Cholera vaccine campaign funded

By SAMHITA ILANGO | January 31, 2013

The Bloomberg School of Public Health is turning heads as they embark on the cholera vaccine initiative. With the help of The Bill & Melinda Gates Foundation, which has provided a four-year, $5 million grant to supply the initiative, Hopkins is aiming to promote the benefits of oral vaccinations to prevent cholera all over the world.

Headquartered in Seattle, Wa., the Bill & Melinda Gates Foundation seeks to help people lead productive lives. According to the foundation, their goal is to improve people’s health and provide chances to lift themselves out of hunger and poverty. The Foundation already has existing vaccine projects that strive to prevent cholera occurrences worldwide.

To further spread their efforts towards all corners of the globe, the Foundation will team up with the Delivering Oral Vaccine Effectively (DOVE) program, that can provide technical assistance on how to use the oral cholera vaccine properly. The DOVE program will provide agencies and governments proper techniques for delivering the vaccine and help to evaluate current cholera vaccine practices. Additionally, the DOVE program is developing new ground techniques to monitor and direct any cholera outbreaks, concentrating in the northern region of Cameroons.
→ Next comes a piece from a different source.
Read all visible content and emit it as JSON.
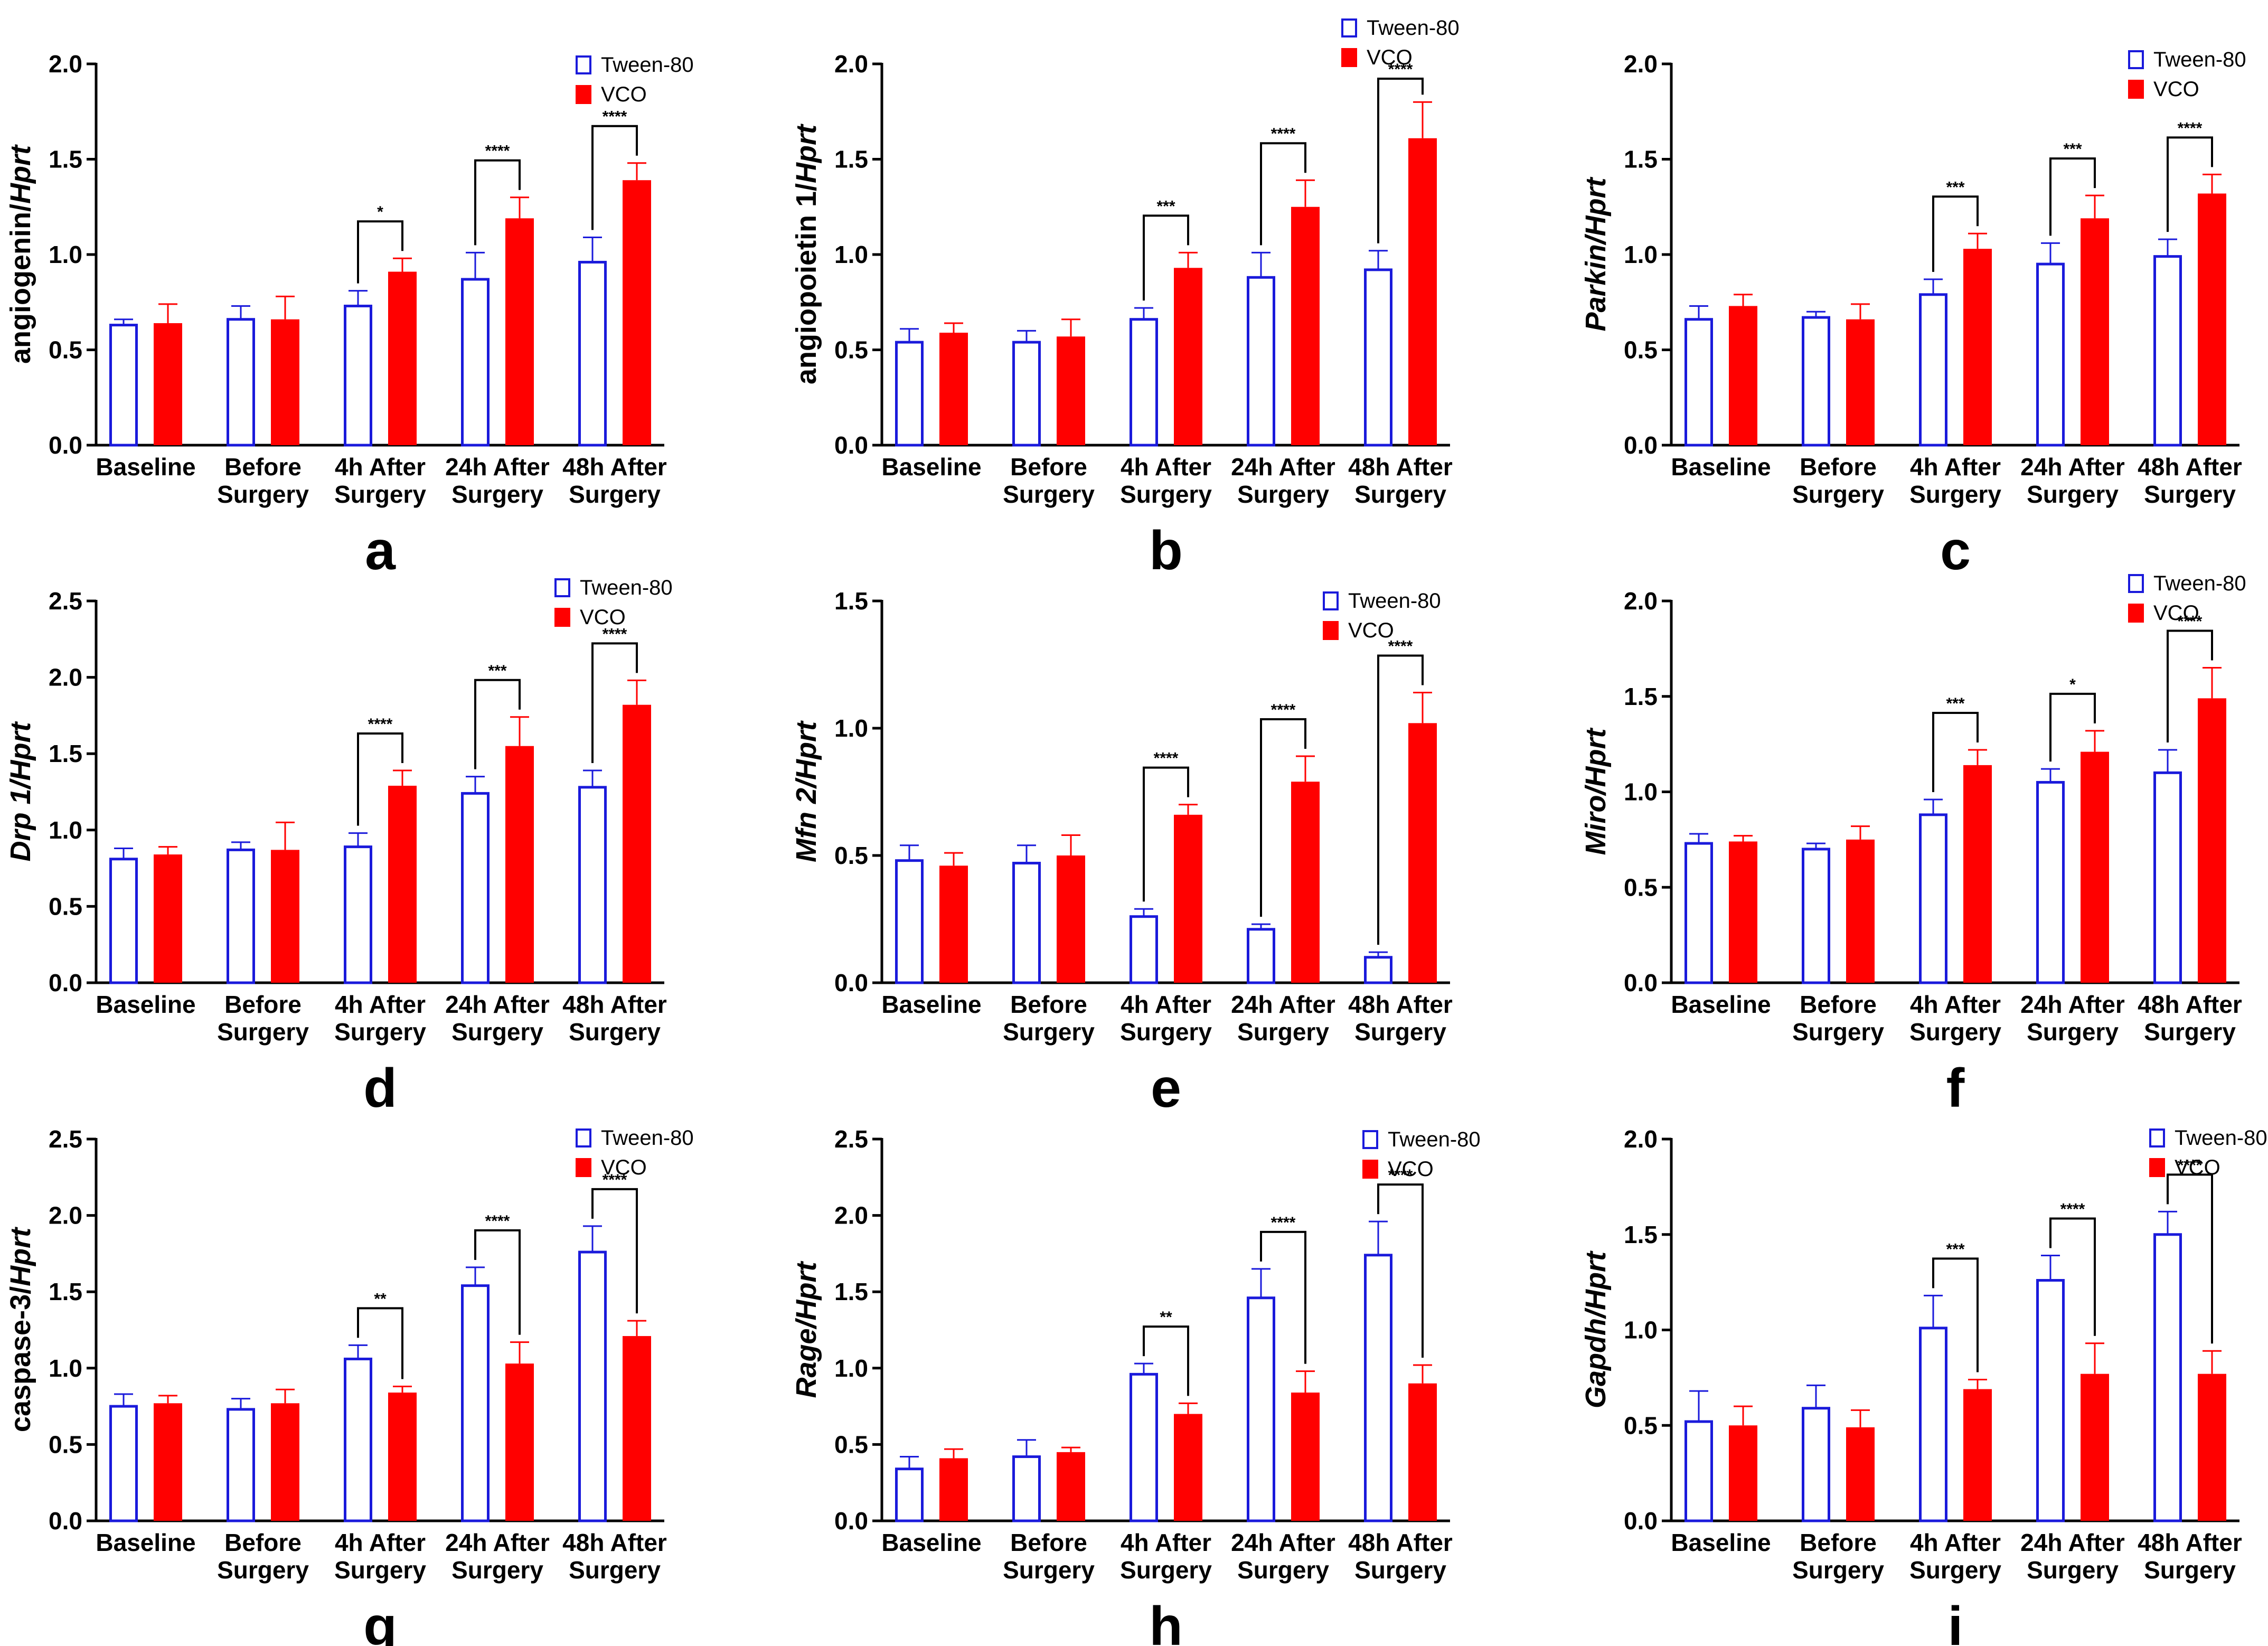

Cholera kills 100,000 to 200,000 people worldwide and infects about 2.5 million people every year. Drinking unsanitary water or eating unsanitary food is the main cause of spreading the disease. Starting in the early 1800s, cholera infected a large population in India and later in the Bay of Bengal. The disease hit an outbreak after 1817 as contaminated water was dumped into open waters. This further polluted water in many port cities and local waters. Soon enough, the infectious disease had permeated itself through Europe and Russia.  Finally, in the 1830s, cholera was brought to New York City when the French traveled to the New World, causing a disastrous epidemic.

Infection with the cholera bacteria, Vibrio cholerae, leaves patients with watery diarrhea, abdominal pain and a myriad of dehydration-related symptoms, due to a toxin released by the bacteria. For patients, the key to survival and recovery is replacing lost fluids.

The cholera oral vaccine is over 70 percent successful in treating cholera symptoms. The vaccine costs $1.85 per dose, however, and thus is not yet widely used in preventing the outbreaks in developing countries. In the past, cholera has only been treated through means of prevention.

The World Health Organization (WHO) has implemented long term improvements in water supply, sanitation, food safety, and community awareness of preventative measures. However, the WHO has recently implemented oral cholera vaccines which are now available to some individuals. The WHO also stated that the evidence of the benefits of oral cholera vaccines is increasing.

The WHO is also focusing on the prospects of mass vaccination as a public health strategy to protect large populations from cholera. As the investigation continues, issues like logistics of strategy employment, cost, timing, vaccination capacity and criteria for mass vaccinations are being addressed.